App für Ehrenamtskarte

Eine Übersicht über die Angebote bietet den Inhabern ab sofort eine App. Navigationskarte zeigt auch gleich den Weg dorthin. „Wir wollen den Menschen, die sich in besonderer Weise ehrenamtlich engagieren, etwas zurückgeben. Jetzt können sie noch stärker von den Vergünstigungen profitieren“, sagte Bayerns Sozialstaatssekretär Johannes Hintersberger anlässlich der Vorstellung der App Ende Oktober im Landtag.

Inhaber der Ehrenamtskarte können sich die App „Ehrenamtskarte Bayern“ kostenlos über den Google Play Store beziehungsweise Apple App Store herunterladen.
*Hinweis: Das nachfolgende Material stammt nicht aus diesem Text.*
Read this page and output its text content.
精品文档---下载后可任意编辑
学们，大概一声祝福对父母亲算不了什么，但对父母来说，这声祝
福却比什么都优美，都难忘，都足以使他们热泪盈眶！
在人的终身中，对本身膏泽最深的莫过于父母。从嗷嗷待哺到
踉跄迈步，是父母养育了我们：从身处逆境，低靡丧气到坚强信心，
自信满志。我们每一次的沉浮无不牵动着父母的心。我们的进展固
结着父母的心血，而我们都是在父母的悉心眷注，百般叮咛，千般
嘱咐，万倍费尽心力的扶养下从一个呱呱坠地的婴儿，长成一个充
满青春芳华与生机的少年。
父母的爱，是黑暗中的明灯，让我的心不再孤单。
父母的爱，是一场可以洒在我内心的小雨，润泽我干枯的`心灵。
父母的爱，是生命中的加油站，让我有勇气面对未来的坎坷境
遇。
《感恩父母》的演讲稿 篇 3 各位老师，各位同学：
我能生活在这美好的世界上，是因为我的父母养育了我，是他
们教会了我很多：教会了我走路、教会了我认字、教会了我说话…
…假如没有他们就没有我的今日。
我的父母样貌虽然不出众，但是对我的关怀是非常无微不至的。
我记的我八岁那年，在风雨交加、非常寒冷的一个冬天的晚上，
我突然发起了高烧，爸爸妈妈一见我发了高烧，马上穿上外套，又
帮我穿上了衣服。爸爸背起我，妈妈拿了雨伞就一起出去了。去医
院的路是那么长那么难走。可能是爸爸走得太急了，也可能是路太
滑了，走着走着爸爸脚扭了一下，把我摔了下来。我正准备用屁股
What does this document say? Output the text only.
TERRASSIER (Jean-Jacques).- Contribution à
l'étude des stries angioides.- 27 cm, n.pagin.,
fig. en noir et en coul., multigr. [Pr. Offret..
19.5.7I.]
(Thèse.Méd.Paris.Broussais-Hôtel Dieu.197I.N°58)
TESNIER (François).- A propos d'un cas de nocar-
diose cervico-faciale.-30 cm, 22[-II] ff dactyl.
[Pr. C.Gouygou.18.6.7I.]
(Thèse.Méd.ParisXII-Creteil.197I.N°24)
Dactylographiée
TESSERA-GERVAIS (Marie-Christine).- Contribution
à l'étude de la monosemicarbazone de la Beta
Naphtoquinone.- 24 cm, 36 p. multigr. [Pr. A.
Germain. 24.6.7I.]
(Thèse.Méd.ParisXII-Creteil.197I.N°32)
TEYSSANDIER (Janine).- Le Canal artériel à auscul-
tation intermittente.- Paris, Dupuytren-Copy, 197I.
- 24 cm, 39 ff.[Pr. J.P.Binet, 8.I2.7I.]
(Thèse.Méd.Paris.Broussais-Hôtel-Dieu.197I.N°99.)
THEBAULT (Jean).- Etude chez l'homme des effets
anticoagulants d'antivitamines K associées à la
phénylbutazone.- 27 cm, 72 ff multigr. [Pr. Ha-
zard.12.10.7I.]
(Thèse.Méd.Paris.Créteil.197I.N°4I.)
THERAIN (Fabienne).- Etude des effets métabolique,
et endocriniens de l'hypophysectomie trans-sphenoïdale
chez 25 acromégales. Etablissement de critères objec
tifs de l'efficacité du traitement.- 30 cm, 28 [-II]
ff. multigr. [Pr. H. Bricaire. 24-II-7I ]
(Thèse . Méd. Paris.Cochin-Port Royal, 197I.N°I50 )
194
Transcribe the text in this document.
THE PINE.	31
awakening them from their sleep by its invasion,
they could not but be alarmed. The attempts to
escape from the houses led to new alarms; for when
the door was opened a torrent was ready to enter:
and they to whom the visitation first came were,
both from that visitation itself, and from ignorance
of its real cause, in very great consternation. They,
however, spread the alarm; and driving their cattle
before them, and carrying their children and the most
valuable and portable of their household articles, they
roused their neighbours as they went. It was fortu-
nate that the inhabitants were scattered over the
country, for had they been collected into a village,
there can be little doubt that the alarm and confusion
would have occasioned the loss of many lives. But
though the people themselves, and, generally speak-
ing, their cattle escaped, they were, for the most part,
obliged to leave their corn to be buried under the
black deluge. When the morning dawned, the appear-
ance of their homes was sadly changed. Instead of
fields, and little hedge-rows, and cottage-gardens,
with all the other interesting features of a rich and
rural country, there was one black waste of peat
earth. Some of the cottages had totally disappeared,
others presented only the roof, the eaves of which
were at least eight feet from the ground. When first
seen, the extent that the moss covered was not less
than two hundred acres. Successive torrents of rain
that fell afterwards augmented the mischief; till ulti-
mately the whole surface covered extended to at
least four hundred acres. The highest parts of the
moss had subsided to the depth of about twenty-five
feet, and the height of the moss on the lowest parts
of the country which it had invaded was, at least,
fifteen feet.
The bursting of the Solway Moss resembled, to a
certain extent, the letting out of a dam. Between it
Die App erläutert das jeweilige Angebot und stellt Kontaktdaten und Anfahrtsbeschreibungen zur Verfügung. Die App ist für Smartphone und Tablet geeignet.

„Bisher hatte ich noch keine Zeit, die Karte zu nutzen“, sagt Güra. „Auf meiner Liste steht aber ein Besuch der Fraueninsel im Chiemsee und ich habe eine örtliche Autowerkstatt gefunden, die Rabatte gibt“, freut sie sich. Was sich für den nächtlichen Bereitschaftsdienst außerdem anbietet: bei MacDonalds gibt’s Prozente auf Nervennahrung. Und wer Feierabend hat, bekommt im Hofbräuhaus günstigere Getränke. „Ich finde es toll, dass es Nachlässe bei so vielen unterschiedlichen Anbietern gibt“, lobt Güra. Über weitere Angebote in ihrer Region wird sie sich per App informieren.

Wer engagiert sich wo?

In Bayern engagieren sich immer mehr Menschen, ohne dafür bezahlt zu werden. Fast jeder Zweite über 14 Jahre, rund 5,2 Millionen Menschen, übt ein Ehrenamt aus. Das zeigt der aktuelle Freiwilligensurvey Bayern des Bayerischen Sozialministeriums. Das Engagement der Menschen in Bayern hat in den vergangenen Jahren in allen Altersgruppen um elf Prozent zugenommen, im Vergleich zur letzten Erhebung im Jahr 2009. Ein Viertel der Befragten gab an, sich täglich oder mehrmals in der Woche zu engagieren. Männer engagieren sich häufiger (51 Prozent) als Frauen (44 Prozent). Das liegt vor allem daran, dass im Bereich „Sport und Bewegung“, bei den Rettungsdiensten sowie der Feuerwehr wesentlich mehr Männer als Frauen tätig sind.

Viele Kommunen machen mit

Die Bayerische Staatsregierung unterstützt das Ehrenamt mit 135 Koordinierungszentren Bürgerschaftliches Engagement und Freiwilligenagenturen. 2011 brachte sie zudem die Ehrenamtskarte auf den Weg und hat bisher 90 Prozent aller Landkreise und kreisfreien Städte in Bayern als Teilnehmer gewonnen. Die Stadt München gehört beispielsweise nicht dazu, weil sie auf das Gutscheinheft „München dankt!“ setzt. Auch einige Landkreise in Schwaben will das Sozialministerium noch als Partner gewinnen. Im Regierungsbezirk Oberfranken sind bereits alle Landkreise und kreisfreie Städte mit an Bord.